Recensione: Giovanna D’Arco al Teatro Tor Bella Monaca
Uno spettacolo che non riesce ad esaltare la figura femminile e i sentimenti della donna
Uno dei personaggi più discusso della storia è la giovane Giovanna D’Arco, la pulzella d’Orleans. Giovinetta, contadina, analfabeta, salita agli onori della cronaca e della gloria per le sue conversazioni con Dio e la sua determinazione a sconfiggere l’esercito inglese che voleva spodestare il re francese. Una donna che, come le donne all’epoca, aveva poca importanza nelle decisioni politiche, a meno che non si fosse regina, imperatrice, consorte di un titolato di potere. Eppure lei divenne “famosa”, temuta, seguita. Un connubio tra politica e religione, tra fede e potere che coinvolse il regno francese e il papato, chiamato a giudicare la giovane donna.
Giovanna D’Arco Le donne e la scelta, scritto da David Norisco, prova a raccontare la figura femminile e in particolare quella della giovanissima “ribelle” nel cuore e nell’azione. Lo spettacolo, diretto da Filippo D’Alessio, porta in scena quattro attori: Mario Focardi, Agnese Lorenzini, Alioscia Viccaro e Ana Kush, al Teatro Tor Bella Monaca di Roma.
Come dicevo prova a raccontare di Giovanna D’Arco, ma si rivela un incastro di scene che non riescono a dialogare tra loro. Troppi gli elementi messi in scena: la bimba, la ragazza, la determinazione, il coraggio, la fede, la paura, il timore, la caparbietà, la disperazione, il sentimento di amore terreno e quello verso l’amore divino. Sopra ogni cosa si cerca di far prevalere il sentimento di autoaffermazione e libertà, mettendo in scena una donna in abiti da uomo che non mostra mai nessun tentennamento e nessun desiderio di arretrare dinanzi alle sue scelte. In tutte queste opzioni si privilegia la carcerazione di Giovanna e il suo scontro con la santa inquisizione che alla fine, dopo un lungo processo, la condanna al rogo, pena che era riservata alle streghe, notoriamente vicine al demonio.
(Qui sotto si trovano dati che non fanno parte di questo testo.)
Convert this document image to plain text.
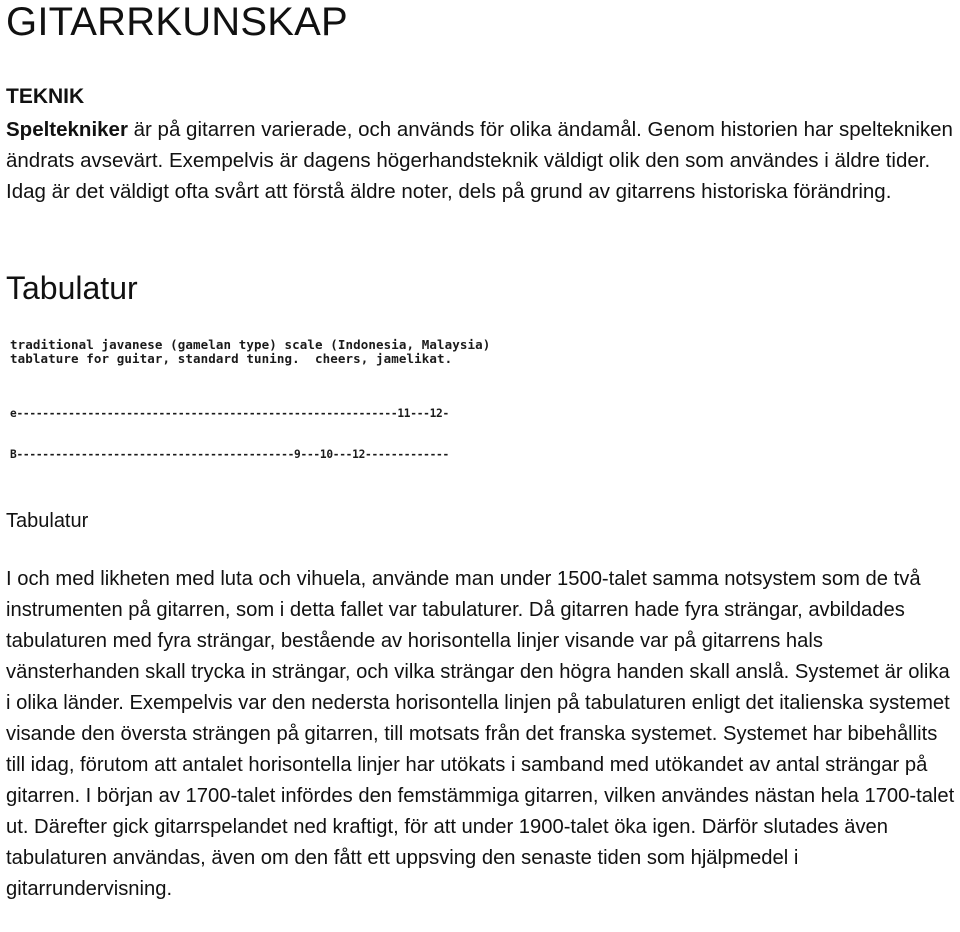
GITARRKUNSKAP
TEKNIK

Speltekniker är på gitarren varierade, och används för olika ändamål. Genom historien har speltekniken ändrats avsevärt. Exempelvis är dagens högerhandsteknik väldigt olik den som användes i äldre tider. Idag är det väldigt ofta svårt att förstå äldre noter, dels på grund av gitarrens historiska förändring.

Tabulatur
traditional javanese (gamelan type) scale (Indonesia, Malaysia)
tablature for guitar, standard tuning.  cheers, jamelikat.

e-----------------------------------------------------------11---12-

B-------------------------------------------9---10---12-------------

Tabulatur

I och med likheten med luta och vihuela, använde man under 1500-talet samma notsystem som de två instrumenten på gitarren, som i detta fallet var tabulaturer. Då gitarren hade fyra strängar, avbildades tabulaturen med fyra strängar, bestående av horisontella linjer visande var på gitarrens hals vänsterhanden skall trycka in strängar, och vilka strängar den högra handen skall anslå. Systemet är olika i olika länder. Exempelvis var den nedersta horisontella linjen på tabulaturen enligt det italienska systemet visande den översta strängen på gitarren, till motsats från det franska systemet. Systemet har bibehållits till idag, förutom att antalet horisontella linjer har utökats i samband med utökandet av antal strängar på gitarren. I början av 1700-talet infördes den femstämmiga gitarren, vilken användes nästan hela 1700-talet ut. Därefter gick gitarrspelandet ned kraftigt, för att under 1900-talet öka igen. Därför slutades även tabulaturen användas, även om den fått ett uppsving den senaste tiden som hjälpmedel i gitarrundervisning.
Sulla scena se da una parte si apprezza nel testo quell’italiano del passato, la cui musicalità è possibile sentire ancora oggi, dall’altra ci si scontra con un testo di difficile comprensione e interpretazione. Mancano, infatti, le giuste ritmiche e la comprensione delle parole, cosa che arriva al pubblico. I personaggi interpretati dalla giovane Ana Kush non arrivano e si fa fatica a comprenderne il senso, in ogni scena e interpretazione. Non arrivano le emozioni, in particolare quelle che dovrebbero suscitare maggiore interesse e che sono, poi, il fulcro della storia di Giovanna. Per esempio passa in secondo piano la parte in cui la giovane, prima di salire al patibolo, si sente abbandonata da Dio, parte che dovrebbe avere maggiore intensità in quanto la figura della stessa incarnerebbe, in questo caso, l’umanità che non è stata negata nemmeno al Cristo nel Getsemani o sulla croce. Il dialogo che avviene, poi, tra Giovanna e l’inquisitore, mentre lei brucia sul rogo non solo è improbabile, ma impossibile. Certo, è un punto interessante, ma forse sarebbe stato meglio inserirlo in un momento più libero e non immaginario.
Le scene di maggior interesse restano gli scambi dei colpi di scherma e, come citato in precedenza, i dialoghi di Giovanna e l’inquisitore, interpretati rispettivamente da Agnese Lorenzini e Mario Focardi o di Giovanna stessa. Questo di deve anche per la particolare interpretazione adottata dai due attori, che appare chiara e molto sentita.
Di particolare pregio è la scenografia in legno che sovrasta la scena in modo perfetto ed elegante, trasformandosi e seguendo le scene, e che presenta al centro il palo dove la stessa Giovanna verrà bruciata, ma è anche il punto sotto il quale la giovane prende e depone la sua spada, dove si inginocchia a pregare. Ottimo il gioco di luci della scena che prova a mettere in risalto le azioni degli attori, ma lo è anche la scelta di mantenerli sempre tutti in scena: la protagonista al centro del palco e gli altri in movimento attorno alla costruzione lignea.